As was the case with Facebook, Google doesn’t have an app to release yet, but the search company says it will soon open-source the code, which will let people try out the technology as part of Google’s TensorFlow deep learning framework.
To do what it’s doing, Google is applying artificial neural networks — the key element in deep learning, used in an increasing number of products from Google and other companies — to an approach called style transfer.
“Unlike previous approaches to fast style transfer, we feel that this method of modeling multiple styles at the same time opens the door to exciting new ways for users to interact with style transfer algorithms, not only allowing the freedom to create new styles based on the mixture of several others, but to do it in real-time,” Google senior research scientist Jon Shlens, Google software engineer Manjunath Kudlur, and former Google Brain intern Vincent Dumoulin wrote in a blog post.
The original implementation was very slow. After uploading a single photo — not even a video — you would “still have plenty of time to go grab a cup of coffee before a result was available,” Shlens, Kudlur, and Dumoulin wrote. But of course they improved the system.
The work builds on the DeepDream system from Google that went viral last year. Prisma certainly experienced a surge in popularity this year, and something similar could happen with Google’s new technology — so long as it becomes available relatively soon, while the Prisma idea is still fresh in people’s minds.
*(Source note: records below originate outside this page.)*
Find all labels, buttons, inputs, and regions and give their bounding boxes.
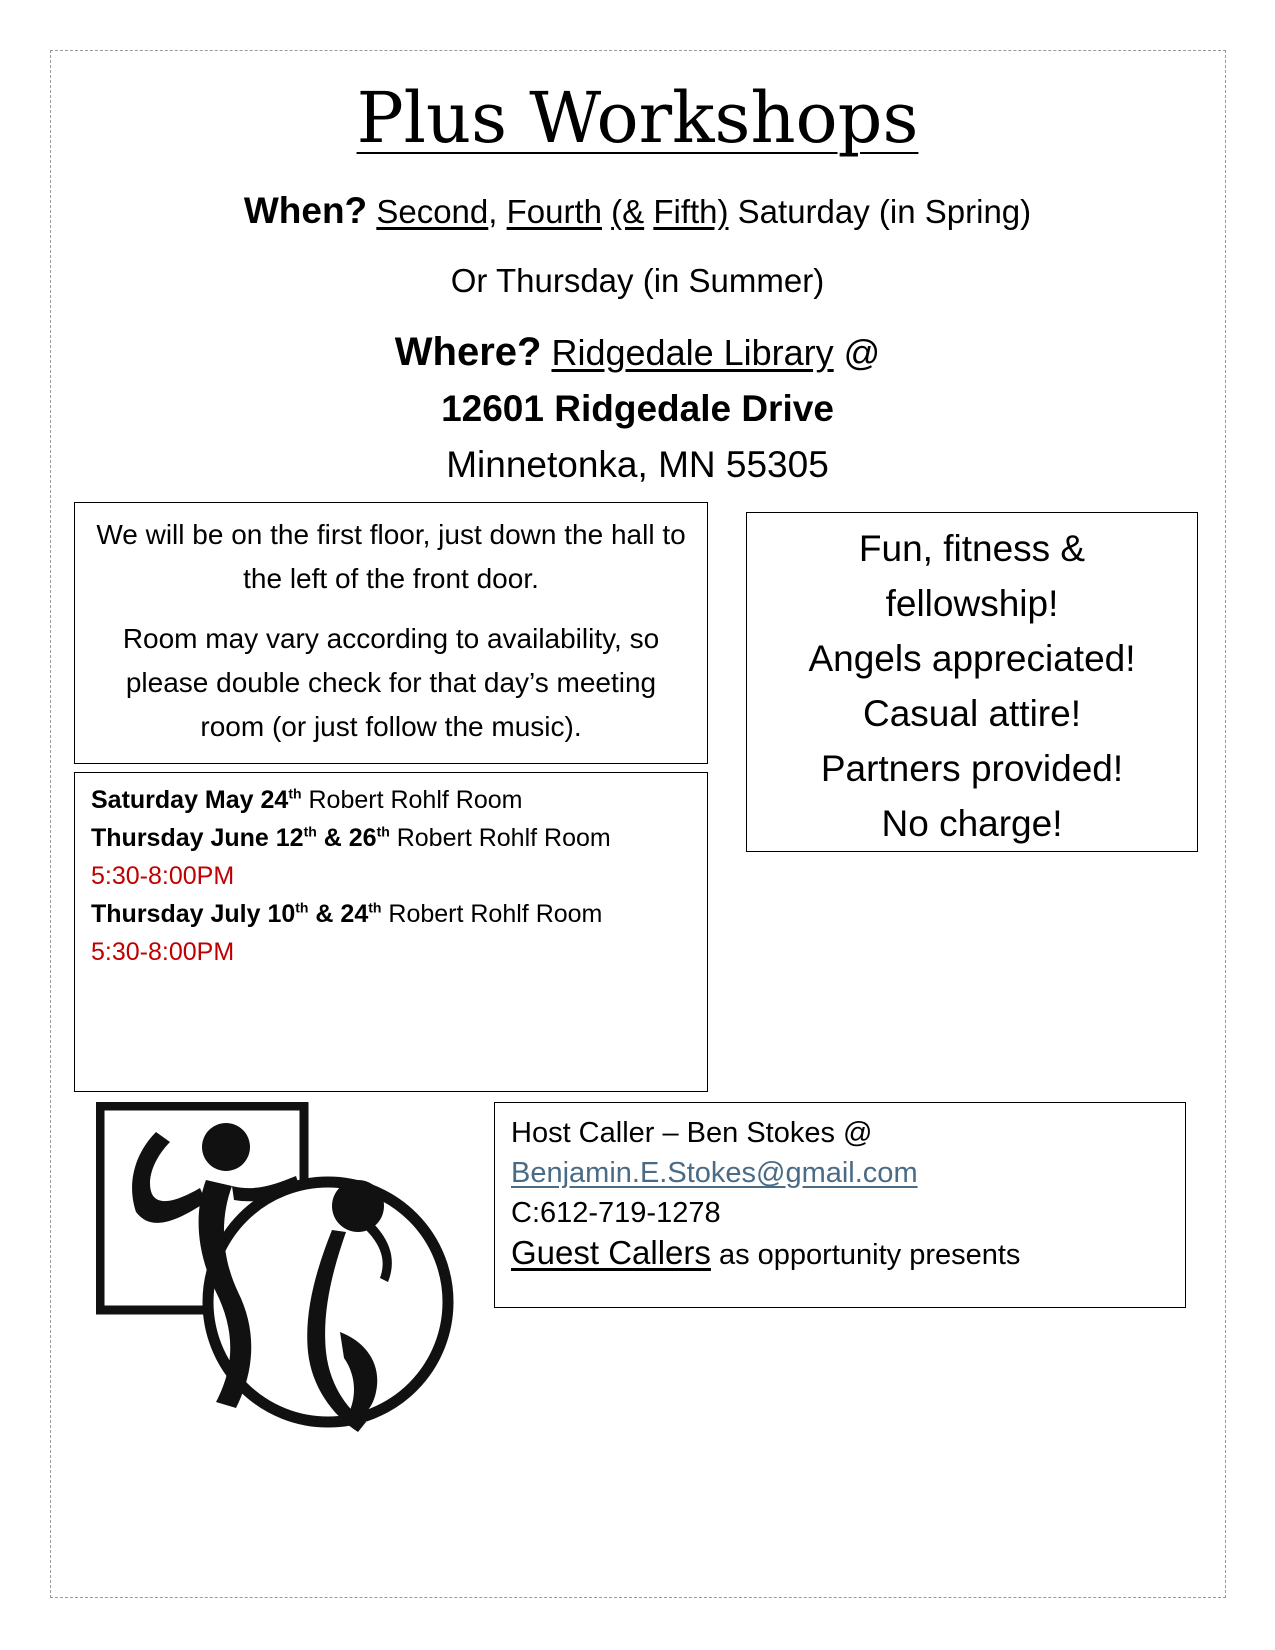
title-text: Plus Workshops <box>356 77 919 159</box>
schedule-date: Thursday July 10th & 24th <box>91 899 382 928</box>
schedule-room: Robert Rohlf Room <box>389 824 611 852</box>
when-fourth: Fourth <box>506 193 602 230</box>
location-note-box <box>74 502 708 764</box>
library-name: Ridgedale Library <box>551 332 834 373</box>
slogans-box <box>746 512 1198 852</box>
location-note-1: We will be on the first floor, just down the hall to the left of the front door. <box>96 519 686 594</box>
schedule-box <box>74 772 708 1092</box>
when-fifth: Fifth) <box>653 193 729 230</box>
phone-number: C:612-719-1278 <box>511 1197 721 1229</box>
slogan-line: Casual attire! <box>863 693 1081 734</box>
schedule-date: Thursday June 12th & 26th <box>91 823 390 852</box>
schedule-room: Robert Rohlf Room <box>301 786 523 814</box>
when-comma: , <box>488 193 498 230</box>
schedule-row-june <box>91 819 691 857</box>
city-line: Minnetonka, MN 55305 <box>446 444 829 485</box>
page-title <box>0 77 1275 159</box>
when-rest: Saturday (in Spring) <box>737 193 1032 230</box>
street-address: 12601 Ridgedale Drive <box>441 388 834 429</box>
schedule-date: Saturday May 24th <box>91 785 302 814</box>
slogan-line: Fun, fitness & <box>858 528 1086 569</box>
when-line <box>0 190 1275 232</box>
or-line: Or Thursday (in Summer) <box>450 262 825 299</box>
location-note-2: Room may vary according to availability, so please double check for that day’s meeting room (or just follow the music). <box>122 623 660 742</box>
slogan-line: fellowship! <box>885 583 1059 624</box>
schedule-time: 5:30-8:00PM <box>91 862 235 890</box>
guest-callers-text: as opportunity presents <box>710 1239 1021 1271</box>
schedule-room: Robert Rohlf Room <box>381 900 603 928</box>
slogan-line: Angels appreciated! <box>808 638 1136 679</box>
contact-box <box>494 1102 1186 1308</box>
when-label: When? <box>243 190 368 231</box>
square-dance-logo <box>96 1102 456 1447</box>
email-link[interactable]: Benjamin.E.Stokes@gmail.com <box>511 1157 918 1189</box>
slogan-line: No charge! <box>881 803 1063 844</box>
guest-callers-link: Guest Callers <box>511 1234 711 1271</box>
host-caller: Host Caller – Ben Stokes @ <box>511 1117 873 1149</box>
where-label: Where? <box>394 330 542 374</box>
schedule-row-may <box>91 781 691 819</box>
slogan-line: Partners provided! <box>820 748 1124 789</box>
when-second: Second <box>376 193 489 230</box>
schedule-time: 5:30-8:00PM <box>91 938 235 966</box>
schedule-row-july <box>91 895 691 933</box>
when-paren: (& <box>611 193 645 230</box>
where-line <box>0 330 1275 375</box>
where-at: @ <box>843 332 881 373</box>
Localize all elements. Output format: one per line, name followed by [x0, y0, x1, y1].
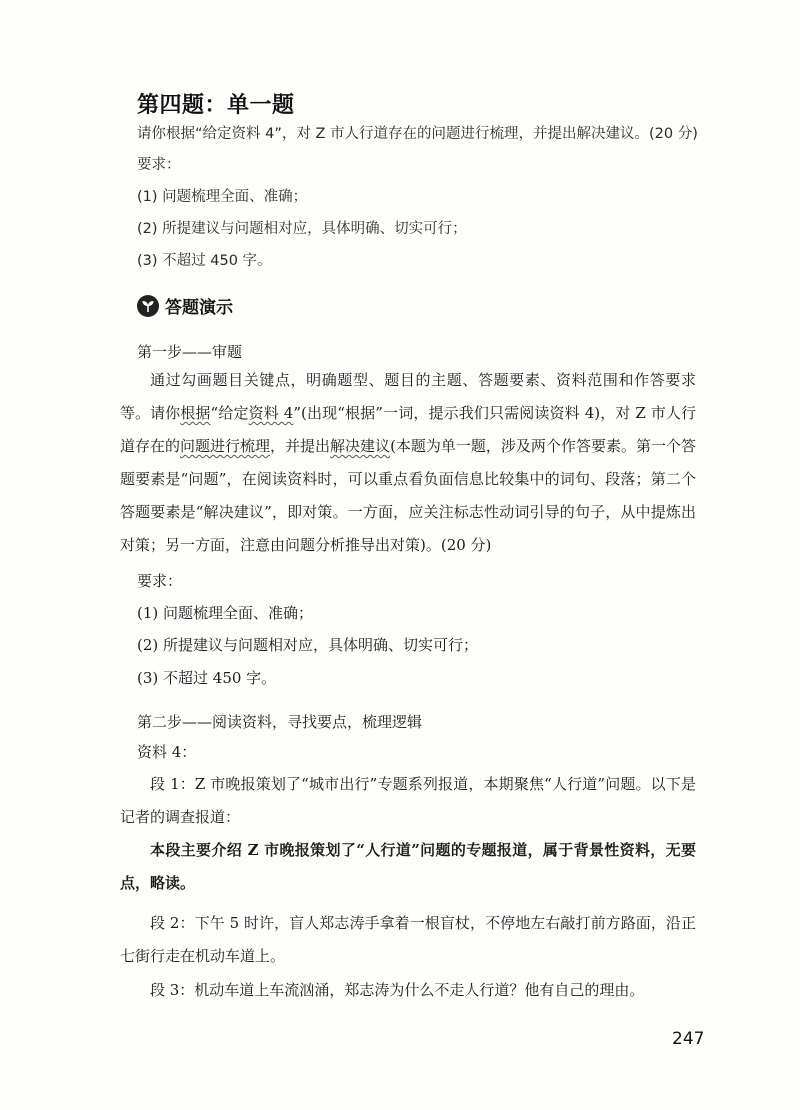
- prompt-part: 请你: [150, 404, 181, 422]
- sprout-icon: [137, 295, 159, 317]
- keyword-solutions: 解决建议: [330, 437, 391, 455]
- step2-heading: 第二步——阅读资料，寻找要点，梳理逻辑: [137, 713, 423, 731]
- paragraph-3: 段 3：机动车道上车流汹涌，郑志涛为什么不走人行道？他有自己的理由。: [150, 981, 645, 999]
- keyword-genju: 根据: [180, 404, 211, 422]
- question-requirement-3: (3) 不超过 450 字。: [137, 253, 272, 269]
- keyword-material-4: 资料 4: [248, 404, 294, 422]
- prompt-part: ，并提出: [270, 437, 331, 455]
- keyword-problem-sorting: 问题进行梳理: [180, 437, 271, 455]
- paragraph-1-note: 本段主要介绍 Z 市晚报策划了“人行道”问题的专题报道，属于背景性资料，无要点，略读。: [120, 841, 696, 892]
- page-number: 247: [672, 1029, 705, 1049]
- prompt-part: ”(出现“根据”一词，提示我们只需阅读资料 4)，对 Z 市人行道存在的: [120, 404, 696, 455]
- step1-annotated-prompt: [120, 397, 696, 562]
- prompt-part: “给定: [210, 404, 249, 422]
- step1-requirements-label: 要求：: [137, 572, 183, 590]
- paragraph-2: 段 2：下午 5 时许，盲人郑志涛手拿着一根盲杖，不停地左右敲打前方路面，沿正七街行走在机动车道上。: [120, 914, 696, 965]
- paragraph-1: 段 1：Z 市晚报策划了“城市出行”专题系列报道，本期聚焦“人行道”问题。以下是记者的调查报道：: [120, 775, 696, 826]
- question-prompt: 请你根据“给定资料 4”，对 Z 市人行道存在的问题进行梳理，并提出解决建议。(20 分): [137, 126, 698, 142]
- step1-requirement-1: (1) 问题梳理全面、准确；: [137, 604, 314, 622]
- question-requirement-1: (1) 问题梳理全面、准确；: [137, 189, 308, 205]
- step1-heading: 第一步——审题: [137, 343, 243, 361]
- step1-requirement-2: (2) 所提建议与问题相对应，具体明确、切实可行；: [137, 636, 479, 654]
- annotation-text: (本题为单一题，涉及两个作答要素。第一个答题要素是“问题”，在阅读资料时，可以重点看负面信息比较集中的词句、段落；第二个答题要素是“解决建议”，即对策。一方面，应关注标志性动词引导的句子，从中提炼出对策；另一方面，注意由问题分析推导出对策)。(20 分): [120, 437, 696, 554]
- answer-demo-label: 答题演示: [165, 298, 233, 318]
- material-label: 资料 4：: [137, 743, 197, 761]
- question-requirement-2: (2) 所提建议与问题相对应，具体明确、切实可行；: [137, 221, 467, 237]
- answer-demo-heading: [137, 293, 233, 318]
- question-title: 第四题：单一题: [137, 93, 295, 118]
- question-requirements-label: 要求：: [137, 157, 181, 173]
- step1-requirement-3: (3) 不超过 450 字。: [137, 669, 277, 687]
- step1-intro: 通过勾画题目关键点，明确题型、题目的主题、答题要素、资料范围和作答要求等。: [120, 371, 696, 422]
That could give Google a short-term gain, but the impact could be more significant in the long term. The trio explain in a paper:
We think this is an important problem that, if solved, would have both scientific and practical importance. First, style transfer has already found use in mobile applications, for which on-device processing is contingent upon the models having a reasonable memory footprint. More broadly, building a separate [network] for each style ignores the fact that individual paintings share many common visual elements and a true model that captures artistic style would be able to exploit and learn from such regularities. Furthermore, the degree to which an artistic styling model might generalize across painting styles would directly measure our ability to build systems that parsimoniously capture the higher level features and statistics of photographs and images (Simoncelli & Olshausen, 2001).
Read the full paper here.
Update on November 1: Google has now open-sourced the code for adding multiple styles to a single image. It’s available on GitHub here. The code for adding multiple styles to video will come later.